Летом 1562 года он возглавлял налёт на Витебск.

Иначе трудно назвать этот стремительный поход в глубину княжества Литовского, сопровождавшийся пожарами и разорениями фольварков и городков. Подошли к Витебскому острогу — деревянной стене вокруг посада. Немногочисленное войско князя Радзивилла, воеводы витебского, укрылось в замке на берегу Двины. Посад остался без защиты.

Дети боярские так долго шли, озираясь, по чужой земле, что душегубство, живущее во всяком человеке, но подавляемое мирной жизнью или страхом, разом пробудилось при виде чужих гнёзд. То были истинные гнезда — грязноватые халупы витебских мещан, забитые детьми еврейские домишки на особой улице, которую и подожгли с особым удовольствием, и высокие дома лавников, богатых посадских, строившиеся на каменных подклетах, ибо им уже было что беречь... В такие дома дети боярские не вдруг швыряли факелы, а сперва врывались, разбивали боевыми топорами сундуки, наскоро шарили по углам, таская хозяина за патлы или пейсы, в зависимости от нации, а уж потом запаливали пристройку с сеновалом.

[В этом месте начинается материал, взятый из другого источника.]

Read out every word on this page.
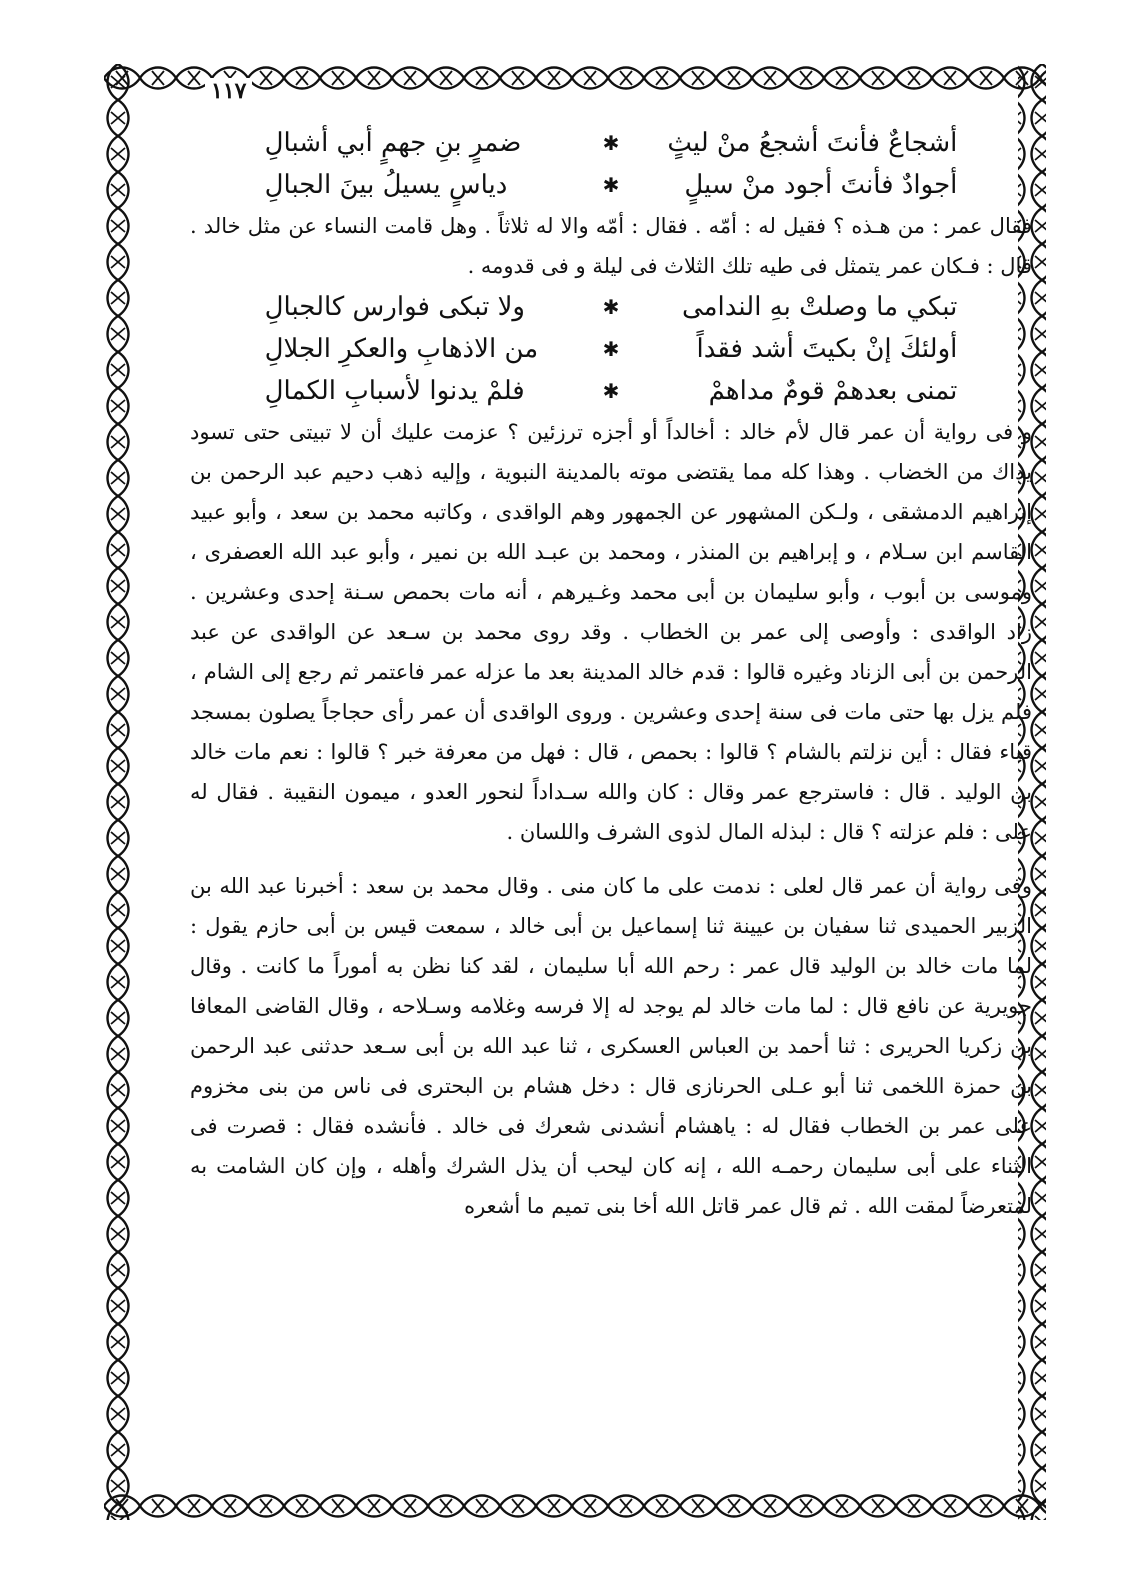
١١٧
أشجاعٌ فأنتَ أشجعُ منْ ليثٍ
✱
ضمرٍ بنِ جهمٍ أبي أشبالِ
أجوادٌ فأنتَ أجود منْ سيلٍ
✱
دياسٍ يسيلُ بينَ الجبالِ

فقال عمر : من هـذه ؟ فقيل له : أمّه . فقال : أمّه والا له ثلاثاً . وهل قامت النساء عن مثل خالد . قال : فـكان عمر يتمثل فى طيه تلك الثلاث فى ليلة و فى قدومه .

تبكي ما وصلتْ بهِ الندامى
✱
ولا تبكى فوارس كالجبالِ
أولئكَ إنْ بكيتَ أشد فقداً
✱
من الاذهابِ والعكرِ الجلالِ
تمنى بعدهمْ قومٌ مداهمْ
✱
فلمْ يدنوا لأسبابِ الكمالِ

و فى رواية أن عمر قال لأم خالد : أخالداً أو أجزه ترزئين ؟ عزمت عليك أن لا تبيتى حتى تسود يداك من الخضاب . وهذا كله مما يقتضى موته بالمدينة النبوية ، وإليه ذهب دحيم عبد الرحمن بن إبراهيم الدمشقى ، ولـكن المشهور عن الجمهور وهم الواقدى ، وكاتبه محمد بن سعد ، وأبو عبيد القاسم ابن سـلام ، و إبراهيم بن المنذر ، ومحمد بن عبـد الله بن نمير ، وأبو عبد الله العصفرى ، وموسى بن أبوب ، وأبو سليمان بن أبى محمد وغـيرهم ، أنه مات بحمص سـنة إحدى وعشرين . زاد الواقدى : وأوصى إلى عمر بن الخطاب . وقد روى محمد بن سـعد عن الواقدى عن عبد الرحمن بن أبى الزناد وغيره قالوا : قدم خالد المدينة بعد ما عزله عمر فاعتمر ثم رجع إلى الشام ، فلم يزل بها حتى مات فى سنة إحدى وعشرين . وروى الواقدى أن عمر رأى حجاجاً يصلون بمسجد قباء فقال : أين نزلتم بالشام ؟ قالوا : بحمص ، قال : فهل من معرفة خبر ؟ قالوا : نعم مات خالد بن الوليد . قال : فاسترجع عمر وقال : كان والله سـداداً لنحور العدو ، ميمون النقيبة . فقال له على : فلم عزلته ؟ قال : لبذله المال لذوى الشرف واللسان .

وفى رواية أن عمر قال لعلى : ندمت على ما كان منى . وقال محمد بن سعد : أخبرنا عبد الله بن الزبير الحميدى ثنا سفيان بن عيينة ثنا إسماعيل بن أبى خالد ، سمعت قيس بن أبى حازم يقول : لما مات خالد بن الوليد قال عمر : رحم الله أبا سليمان ، لقد كنا نظن به أموراً ما كانت . وقال جويرية عن نافع قال : لما مات خالد لم يوجد له إلا فرسه وغلامه وسـلاحه ، وقال القاضى المعافا بن زكريا الحريرى : ثنا أحمد بن العباس العسكرى ، ثنا عبد الله بن أبى سـعد حدثنى عبد الرحمن بن حمزة اللخمى ثنا أبو عـلى الحرنازى قال : دخل هشام بن البحترى فى ناس من بنى مخزوم على عمر بن الخطاب فقال له : ياهشام أنشدنى شعرك فى خالد . فأنشده فقال : قصرت فى الثناء على أبى سليمان رحمـه الله ، إنه كان ليحب أن يذل الشرك وأهله ، وإن كان الشامت به لمتعرضاً لمقت الله . ثم قال عمر قاتل الله أخا بنى تميم ما أشعره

Глядя, как летают над завалившейся стеной посада клочья горящей пакли и соломы, а от домов в вечереющее небо воздымаются светящиеся столбы, наполненные искрами и жирной гарью («Что сгорит, то не сгниёт», — приговаривали дети боярские, с гадливостью вспоминая чужой запах, десятилетиями копившийся в этих домах), Андрей Михайлович вдруг произнёс не к месту: «Сколь православных церквей стояло до пожара — кто сосчитал?»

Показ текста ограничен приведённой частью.